Creating a level playing field for foreign, local entrepreneurs

In May this year Samoa’s international gateway became one of few aerodromes in the region to have an apron and aerobridges.

The  commissioning of the Faleolo International Airport’s new features cost over $50 million tala, and was financed through separate funding mechanisms courtesy of China and the World Bank in partnership with the Samoa Government.

The investment should over time lead to an increase in passenger traffic into and out of Faleolo, as frequent flyers enjoy the new travel experience when checking in to depart or arrive in the country.

But the decision by the Government – through the Ministry of Works Transport and Infrastructure – to award a contract to run a café at the airport has raised eyebrows and triggered accusations of favouritism. The Tang Cheng restaurant – which has become the subject of scrutiny following the awarding of the contract – is in the food court section of the airport lounge, and is one of four eateries.

There are concerns amongst former food caravan operators, who provided a similar service at the airport prior to the multimillion tala upgrade, that nationally-owned firms continue to miss out on similar opportunities.

But Minister of Works Transport and Infrastructure, Papali’i Niko Lee Hang, rejected the favouritism charge in the awarding of the contracts and indicated that the successful vendor was the highest bidder.

“The awarding of the contract was based on merit and the tenants followed the process in place.
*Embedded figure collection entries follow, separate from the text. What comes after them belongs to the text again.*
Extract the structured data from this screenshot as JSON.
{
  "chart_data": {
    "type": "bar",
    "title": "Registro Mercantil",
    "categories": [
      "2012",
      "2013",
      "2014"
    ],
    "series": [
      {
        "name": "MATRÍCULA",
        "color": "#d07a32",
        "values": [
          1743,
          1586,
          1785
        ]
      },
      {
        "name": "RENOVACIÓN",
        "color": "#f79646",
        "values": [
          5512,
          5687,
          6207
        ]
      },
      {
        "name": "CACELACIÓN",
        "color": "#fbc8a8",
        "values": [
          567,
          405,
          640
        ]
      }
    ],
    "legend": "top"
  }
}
There is no favouritism! The tenant who won the tender submitted the highest bid,” he told Samoa Observer in an interview.

The Minister then referred the matter to the Samoa Airport Authority CEO Silimanai Ueta Solomona, but the former said his office did not get any complaints from their former tenants.

“We know of only one tenant that operated a caravan in the carpark area and that business continues to operate in the new terminal,” said Silimanai.

“The establishment you refer to, submitted a proposal and was accepted by Samoa Airport Authority. In response to ‘favoritism’, Samoa Airport Authority considers all proposals favorably in as long as it aligns with the objectives of Samoa Airport Authority’s strategic plans and meets the needs of her guests and employees.”

The response by the Minister and the SAA CEO – based on my interpretation – means that there are no special concessions given to locally-owned businesses, when it comes to investment opportunities such as this. 

The position of the Ministry and the SAA to award this and other contracts to the highest bidder has downsides: locally-owned entrepreneurs get to miss out on investment opportunities, and you open the door to increasing foreign ownership of local businesses, further marginalising local entrepreneurs.

Perhaps a review of Samoa’s Reserved List by the Ministry of Commerce Industry (MCIL) and Labour is timely, in light of public concerns at the alarming expansion of foreign-owned retail outlets in Apia.

In February this year there were concerns in Samoa that foreign investment enterprises were the only beneficiaries of the Government’s business assistance scheme. But the MCIL Assistant CEO (industry development and investment promotion, Fiu Jacinta Matulino, denied there was favouritism.

“The Ministry reaffirms that there are no favoritisms, and that all eligible businesses inclusive of local businesses, are entitled to the assistance schemes administered by the Ministry,” she told this newspaper back then. 

Some of the complaints at that time zoomed in on the alleged involvement of non-citizens in business activities, which are placed under the Government’s “reserve list” and only for Samoans. 

But Fiu denied the accusations and said her office had yet to receive a complaint in relation to that at that time.

“Mainly on the issue of involvement of non-citizens in activities listed in the reserved list, mainly in the ‘retailing’ activity, where these businesses were reported to be registered under citizens, to obtain business licenses and to avoid the foreign investment enterprise registration process with Ministry of Commerce Industry and Labour." 

“No complaint has been received with regards to the registration process, fees charged and the monitoring process carried out by the Ministry.” 

While we do not question the competencies of the MCIL officers in terms of enforcement and monitoring of the reserve list, an annual review of the list of foreign-owned businesses and whether they are in compliance with the necessary laws, could be the first step towards addressing some of the concerns expressed by local businesses and entrepreneurs.

Have a lovely Saturday Samoa and God bless.